Konfiguration¶
Die gesamte Konfiguration steht in einer JSON-Datei (Standard:
config/config.json) mit zwei Abschnitten: global und domains.
Abschnitt global¶
Infrastruktur-Einstellungen, die für alle Domains gelten:
| Feld | Pflicht | Beschreibung |
|---|---|---|
zone-files |
ja | Verzeichnis für erzeugte Zone-Files |
zone-backups |
ja | Verzeichnis für Zone-Backups |
templates |
ja | Verzeichnis der Jinja2-Templates |
name-servers |
ja | Liste von Nameserver-IPs für die SOA-Seriennummern-Abfrage |
dns-api-base |
nein | Basis-URL der Hetzner Cloud API (Standard: https://api.hetzner.cloud/v1) |
Pfade werden relativ zum --datadir aufgelöst. Die name-servers werden benutzt, um
die aktuelle SOA-Seriennummer einer Zone zu ermitteln und hochzuzählen.
Abschnitt domains¶
Jeder Schlüssel ist ein Domain-Name, der Wert ein Objekt:
| Feld | Pflicht | Typ | Beschreibung |
|---|---|---|---|
template |
ja | String | Template-Dateiname, z. B. standard.tpl |
mail |
nein | String | Mail-Provider → bindet include/mail/mail_<wert>.inc ein |
www |
nein | String | Web-Provider → bindet include/www/www_<wert>.inc ein |
xmpp |
nein | String | XMPP-Provider → bindet include/xmpp/xmpp_<wert>.inc ein |
registrar |
nein | String | Registrar-Name, wird als TXT-Record registrar abgelegt |
subdomains |
nein | Array | Subdomains, die als eigene Zonen-Abschnitte verarbeitet werden |
custom_groups |
nein | Array | gemeinsame Konfigurationsgruppen |
ns |
nein | String | NS-Provider-Override → include/ns/ns_<wert>.inc (Standard: hetzner) |
soa |
nein | String | SOA-Provider-Override → include/soa/soa_<wert>.inc (Standard: hetzner) |
Alle konfigurierten Felder werden zusätzlich als Jinja2-Variablen an die Templates übergeben und sind dort direkt verwendbar.
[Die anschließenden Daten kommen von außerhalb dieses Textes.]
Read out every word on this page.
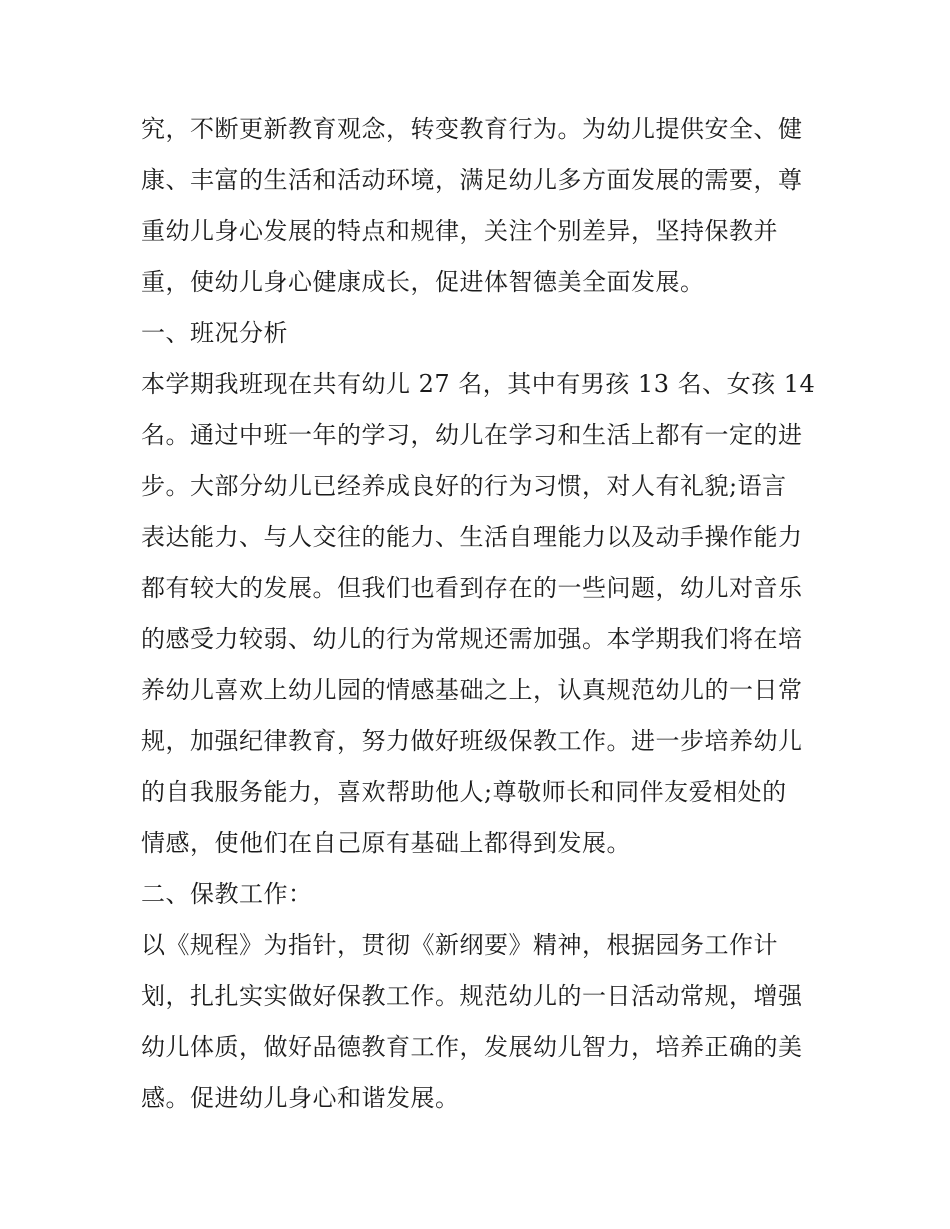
究，不断更新教育观念，转变教育行为。为幼儿提供安全、健
康、丰富的生活和活动环境，满足幼儿多方面发展的需要，尊
重幼儿身心发展的特点和规律，关注个别差异，坚持保教并
重，使幼儿身心健康成长，促进体智德美全面发展。
一、班况分析
本学期我班现在共有幼儿 27 名，其中有男孩 13 名、女孩 14
名。通过中班一年的学习，幼儿在学习和生活上都有一定的进
步。大部分幼儿已经养成良好的行为习惯，对人有礼貌;语言
表达能力、与人交往的能力、生活自理能力以及动手操作能力
都有较大的发展。但我们也看到存在的一些问题，幼儿对音乐
的感受力较弱、幼儿的行为常规还需加强。本学期我们将在培
养幼儿喜欢上幼儿园的情感基础之上，认真规范幼儿的一日常
规，加强纪律教育，努力做好班级保教工作。进一步培养幼儿
的自我服务能力，喜欢帮助他人;尊敬师长和同伴友爱相处的
情感，使他们在自己原有基础上都得到发展。
二、保教工作：
以《规程》为指针，贯彻《新纲要》精神，根据园务工作计
划，扎扎实实做好保教工作。规范幼儿的一日活动常规，增强
幼儿体质，做好品德教育工作，发展幼儿智力，培养正确的美
感。促进幼儿身心和谐发展。
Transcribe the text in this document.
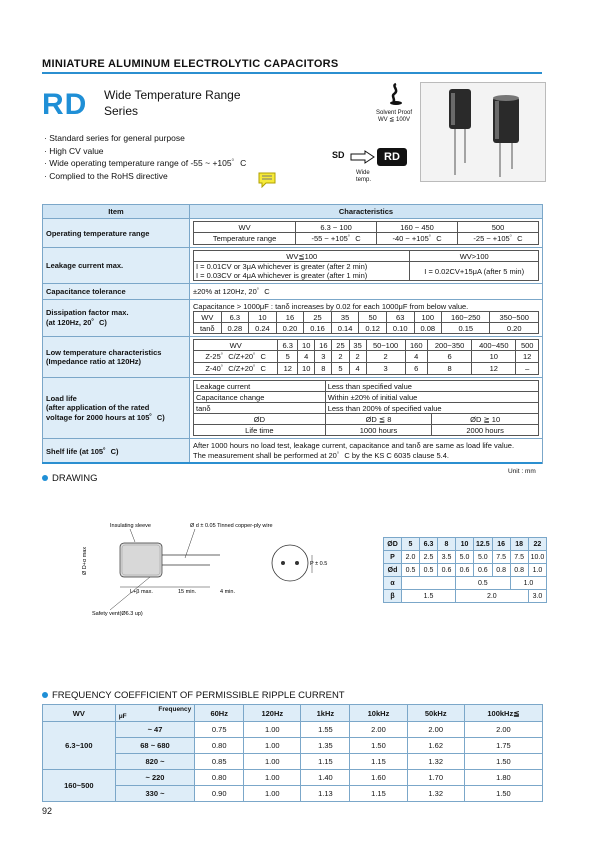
MINIATURE ALUMINUM ELECTROLYTIC CAPACITORS
RD Wide Temperature Range
Series
· Standard series for general purpose
· High CV value
· Wide operating temperature range of -55 ~ +105゜C
· Complied to the RoHS directive
Solvent Proof
WV ≦ 100V
SD	RD
Wide
temp.
Item	Characteristics
Operating temperature range	
WV	6.3 ~ 100	160 ~ 450	500
Temperature range	-55 ~ +105゜C	-40 ~ +105゜C	-25 ~ +105゜C

Leakage current max.	
WV≦100	WV>100

I = 0.01CV or 3μA whichever is greater (after 2 min)
I = 0.03CV or 4μA whichever is greater (after 1 min)	I = 0.02CV+15μA (after 5 min)

Capacitance tolerance	±20% at 120Hz, 20゜C

Dissipation factor max.
(at 120Hz, 20゜C)

Capacitance > 1000μF : tanδ increases by 0.02 for each 1000μF from below value.
WV	6.3	10	16	25	35	50	63	100	160~250	350~500
tanδ	0.28	0.24	0.20	0.16	0.14	0.12	0.10	0.08	0.15	0.20

Low temperature characteristics
(Impedance ratio at 120Hz)

WV	6.3	10	16	25	35	50~100	160	200~350	400~450	500
Z-25゜C/Z+20゜C	5	4	3	2	2	2	4	6	10	12
Z-40゜C/Z+20゜C	12	10	8	5	4	3	6	8	12	–

Load life
(after application of the rated
voltage for 2000 hours at 105゜C)

Leakage current	Less than specified value
Capacitance change	Within ±20% of initial value
tanδ	Less than 200% of specified value
ØD	ØD ≦ 8	ØD ≧ 10
Life time	1000 hours	2000 hours

Shelf life (at 105゜C)	
After 1000 hours no load test, leakage current, capacitance and tanδ are same as load life value.
The measurement shall be performed at 20゜C by the KS C 6035 clause 5.4.
Unit : mm
DRAWING
Insulating sleeve	Ø d ± 0.05 Tinned copper-ply wire
Ø D+α max
L+β max.	15 min.	4 min.
Safety vent(Ø6.3 up)
P ± 0.5
ØD	5	6.3	8	10	12.5	16	18	22
P	2.0	2.5	3.5	5.0	5.0	7.5	7.5	10.0
Ød	0.5	0.5	0.6	0.6	0.6	0.8	0.8	1.0
α				0.5			1.0	
β	1.5			2.0				3.0
FREQUENCY COEFFICIENT OF PERMISSIBLE RIPPLE CURRENT
WV	Frequency
μF	60Hz	120Hz	1kHz	10kHz	50kHz	100kHz≦
6.3~100	~ 47	0.75	1.00	1.55	2.00	2.00	2.00
	68 ~ 680	0.80	1.00	1.35	1.50	1.62	1.75
	820 ~	0.85	1.00	1.15	1.15	1.32	1.50
160~500	~ 220	0.80	1.00	1.40	1.60	1.70	1.80
	330 ~	0.90	1.00	1.13	1.15	1.32	1.50
92
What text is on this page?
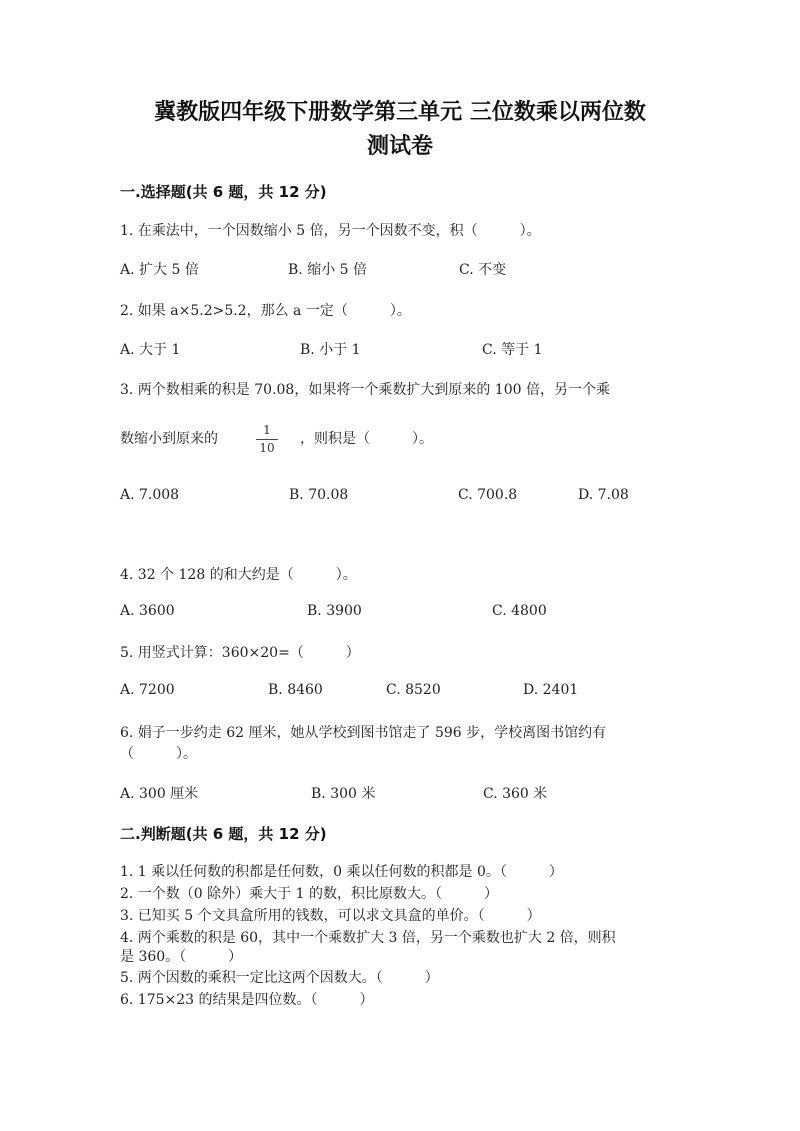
冀教版四年级下册数学第三单元 三位数乘以两位数
测试卷
一.选择题(共 6 题，共 12 分)
1. 在乘法中，一个因数缩小 5 倍，另一个因数不变，积（　　　）。
A. 扩大 5 倍	B. 缩小 5 倍	C. 不变
2. 如果 a×5.2>5.2，那么 a 一定（　　　）。
A. 大于 1	B. 小于 1	C. 等于 1
3. 两个数相乘的积是 70.08，如果将一个乘数扩大到原来的 100 倍，另一个乘
数缩小到原来的
1
10
，则积是（　　　）。
A. 7.008	B. 70.08	C. 700.8	D. 7.08
4. 32 个 128 的和大约是（　　　）。
A. 3600	B. 3900	C. 4800
5. 用竖式计算：360×20=（　　　）
A. 7200	B. 8460	C. 8520	D. 2401
6. 娟子一步约走 62 厘米，她从学校到图书馆走了 596 步，学校离图书馆约有
（　　　）。
A. 300 厘米	B. 300 米	C. 360 米
二.判断题(共 6 题，共 12 分)
1. 1 乘以任何数的积都是任何数，0 乘以任何数的积都是 0。（　　　）
2. 一个数（0 除外）乘大于 1 的数，积比原数大。（　　　）
3. 已知买 5 个文具盒所用的钱数，可以求文具盒的单价。（　　　）
4. 两个乘数的积是 60，其中一个乘数扩大 3 倍，另一个乘数也扩大 2 倍，则积
是 360。（　　　）
5. 两个因数的乘积一定比这两个因数大。（　　　）
6. 175×23 的结果是四位数。（　　　）
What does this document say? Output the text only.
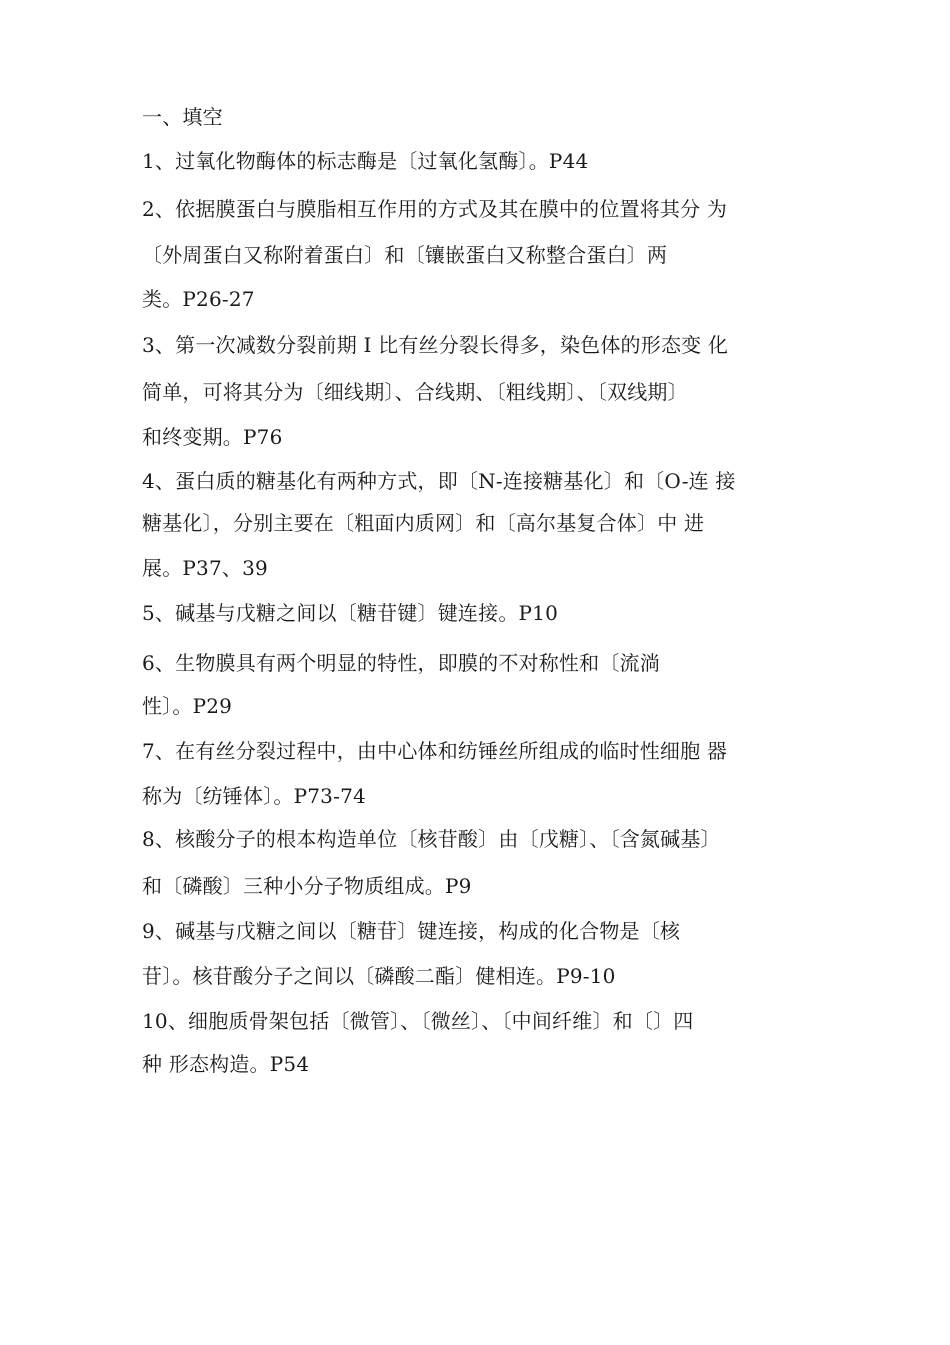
一、填空
1、过氧化物酶体的标志酶是〔过氧化氢酶〕。P44
2、依据膜蛋白与膜脂相互作用的方式及其在膜中的位置将其分 为
〔外周蛋白又称附着蛋白〕和〔镶嵌蛋白又称整合蛋白〕两
类。P26-27
3、第一次减数分裂前期 I 比有丝分裂长得多，染色体的形态变 化
简单，可将其分为〔细线期〕、合线期、〔粗线期〕、〔双线期〕
和终变期。P76
4、蛋白质的糖基化有两种方式，即〔N-连接糖基化〕和〔O-连 接
糖基化〕，分别主要在〔粗面内质网〕和〔高尔基复合体〕中 进
展。P37、39
5、碱基与戊糖之间以〔糖苷键〕键连接。P10
6、生物膜具有两个明显的特性，即膜的不对称性和〔流淌
性〕。P29
7、在有丝分裂过程中，由中心体和纺锤丝所组成的临时性细胞 器
称为〔纺锤体〕。P73-74
8、核酸分子的根本构造单位〔核苷酸〕由〔戊糖〕、〔含氮碱基〕
和〔磷酸〕三种小分子物质组成。P9
9、碱基与戊糖之间以〔糖苷〕键连接，构成的化合物是〔核
苷〕。核苷酸分子之间以〔磷酸二酯〕健相连。P9-10
10、细胞质骨架包括〔微管〕、〔微丝〕、〔中间纤维〕和〔〕四
种 形态构造。P54
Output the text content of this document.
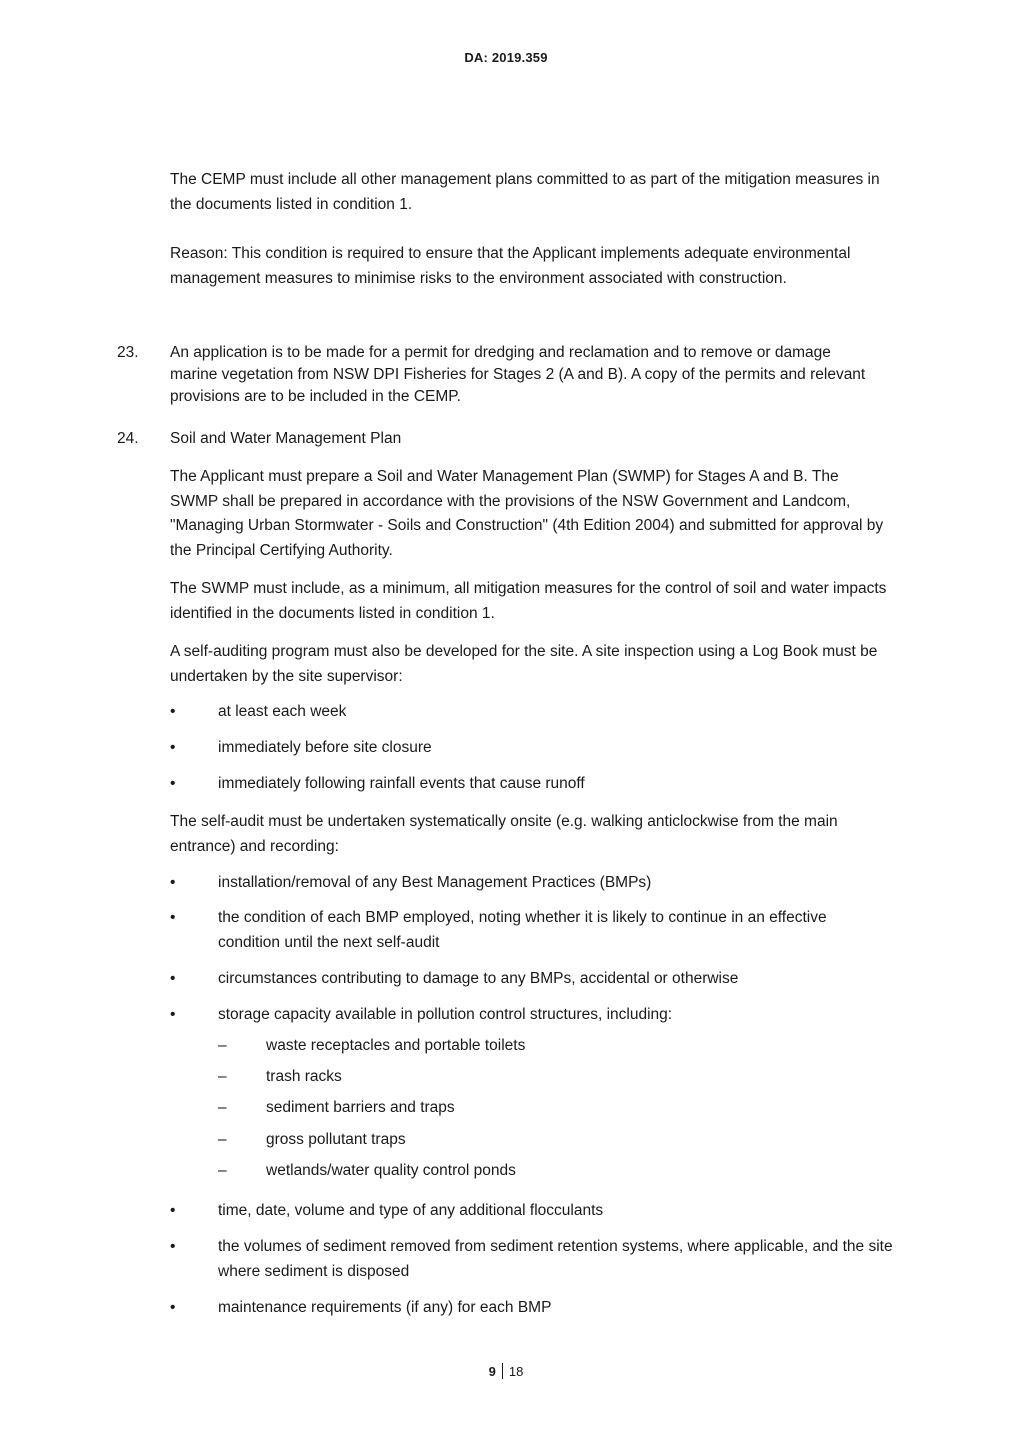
DA: 2019.359

The CEMP must include all other management plans committed to as part of the mitigation measures in the documents listed in condition 1.

Reason: This condition is required to ensure that the Applicant implements adequate environmental management measures to minimise risks to the environment associated with construction.

23. An application is to be made for a permit for dredging and reclamation and to remove or damage marine vegetation from NSW DPI Fisheries for Stages 2 (A and B). A copy of the permits and relevant provisions are to be included in the CEMP.
24. Soil and Water Management Plan

The Applicant must prepare a Soil and Water Management Plan (SWMP) for Stages A and B. The SWMP shall be prepared in accordance with the provisions of the NSW Government and Landcom, "Managing Urban Stormwater - Soils and Construction" (4th Edition 2004) and submitted for approval by the Principal Certifying Authority.

The SWMP must include, as a minimum, all mitigation measures for the control of soil and water impacts identified in the documents listed in condition 1.

A self-auditing program must also be developed for the site. A site inspection using a Log Book must be undertaken by the site supervisor:

•	at least each week
•	immediately before site closure
•	immediately following rainfall events that cause runoff

The self-audit must be undertaken systematically onsite (e.g. walking anticlockwise from the main entrance) and recording:

•	installation/removal of any Best Management Practices (BMPs)
•	the condition of each BMP employed, noting whether it is likely to continue in an effective condition until the next self-audit
•	circumstances contributing to damage to any BMPs, accidental or otherwise
•	storage capacity available in pollution control structures, including:
–	waste receptacles and portable toilets
–	trash racks
–	sediment barriers and traps
–	gross pollutant traps
–	wetlands/water quality control ponds
•	time, date, volume and type of any additional flocculants
•	the volumes of sediment removed from sediment retention systems, where applicable, and the site where sediment is disposed
•	maintenance requirements (if any) for each BMP
9 18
Automatisch befüllte Felder
Die Felder zone-id und zone-file werden zur Laufzeit durch Abgleich mit der
Hetzner Cloud API gesetzt – sie gehören nicht in die config.json.
Beispiel¶
Aus samples/config.json.sample,
das die wichtigsten Varianten abdeckt:
{
"global": {
"zone-files": "zone-files",
"zone-backups": "zone-backups",
"templates": "templates",
"name-servers": ["213.133.100.98", "88.198.229.192", "193.47.99.5"]
},
"domains": {
"example.com": {
"template": "standard.tpl",
"mail": "example-provider",
"www": "example-provider",
"xmpp": "example-provider",
"registrar": "Hetzner",
"subdomains": ["blog", "dev"],
"custom_groups": ["shared-hosting"]
},
"example.org": {
"template": "standard.tpl",
"mail": "example-provider",
"www": "example-provider",
"registrar": "Namecheap"
},
"example.net": {
"template": "standard.tpl",
"registrar": "GoDaddy"
}
}
}
Diese drei Domains zeigen das Spektrum:
example.com– volle Ausstattung: Mail, Web, XMPP, eigene Custom-Records, eine geteilte Gruppe und zwei Subdomains.example.org– Mail und Web, sonst Standard.example.net– „geparkte" Domain: nur SOA, NS und derregistrar-TXT-Record.
Wie aus diesen Einträgen konkrete Zone-Files werden, zeigt das vollständige Beispiel.
Validierung¶
dnsjinja validiert die config.json beim Start gegen ein
pydantic-Schema. global und domains sind Pflicht,
jeder Domain-Eintrag braucht mindestens ein template. Zusätzliche, unbekannte Felder
sind erlaubt (extra = allow) und werden als Template-Variablen durchgereicht – ein
Tippfehler im Feldnamen führt also nicht zum Abbruch, sondern lediglich dazu, dass das
betreffende Feld ignoriert bzw. nur als Variable verfügbar ist.